Michele Leavitt, a poet and essayist, is also a high school dropout, hepatitis C survivor, adoptee, and former trial attorney. Her essays appear most recently in Guernica and Catapult. Poems appear most recently, or are forthcoming, in North American Review, Gravel, Hermeneutic Chaos, and Cleaver. She's the author of the Kindle Singles memoir Walk Away.
Minadora Macheret is a graduate student at Kansas State University, where she received the Graduate Poetry Award and a Seaton Fellowship. Her poems also recently received the International Sigma Tau Delta Convention Isabel Sparks' Poetry Prize. Her work is forthcoming in Tinderbox Poetry Journal, Connotation Press, and others. It has appeared in Thank You For Swallowing, Sugared Water, LoveMe, Love my Belly, and others. She live ls in Manhattan, KS, with her dog, Aki, and teaches bilingual poetry workshops to children through 4-H.
Sarah Nichols is the East Coast editor for Thank You for Swallowing, and is the author of two chapbooks, Edie (Whispering): Poems From Grey Gardens (dancing girl press, 2015) and The Country of No (Finishing Line Press, 2012).

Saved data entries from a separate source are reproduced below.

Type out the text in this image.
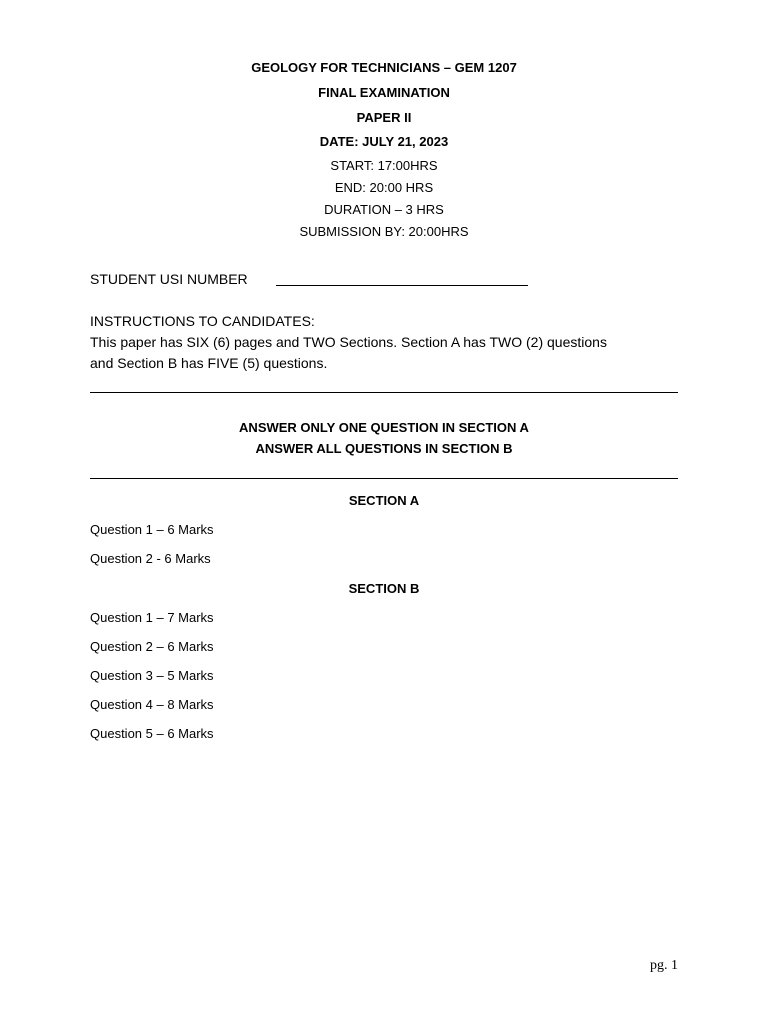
GEOLOGY FOR TECHNICIANS – GEM 1207
FINAL EXAMINATION
PAPER II
DATE: JULY 21, 2023
START: 17:00HRS
END: 20:00 HRS
DURATION – 3 HRS
SUBMISSION BY: 20:00HRS
STUDENT USI NUMBER
INSTRUCTIONS TO CANDIDATES:
This paper has SIX (6) pages and TWO Sections. Section A has TWO (2) questions
and Section B has FIVE (5) questions.
ANSWER ONLY ONE QUESTION IN SECTION A
ANSWER ALL QUESTIONS IN SECTION B
SECTION A
Question 1 – 6 Marks
Question 2 - 6 Marks
SECTION B
Question 1 – 7 Marks
Question 2 – 6 Marks
Question 3 – 5 Marks
Question 4 – 8 Marks
Question 5 – 6 Marks
pg. 1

Her work has also appeared in Noble Gas/Qtrly, Yellow Chair Review, and The RS 500. She was nominated for a Pushcart Prize in 2015.
Malka Older is a writer, aid worker, and PhD candidate studying governance and disasters. Her writing can be found at Leveler, Tor.com, Bengal Lights, Sundog Lit, Capricious, Reservoir, in the poetry anthology My Cruel Invention, and in Chasing Misery, an anthology of writing by female aid workers. Her science fiction political thriller Infomocracy is the first full-length novel from Tor.com, and the sequel NullStates will be published in 2017.
Mar Von Zellen is a Prague-based writer who’s had poetry published in places like Big Bridge Press, Pretty Owl Poetry, Open Field, Redheaded Stepchild, Sweet Tree Review, Gargoyle Magazine, and others. She was the Editor-in-Chief of The Alligator, an online literary magazine, for two years, and worked for Sundress Publications as an Editorial Assistant. She has two fat and elderly cats.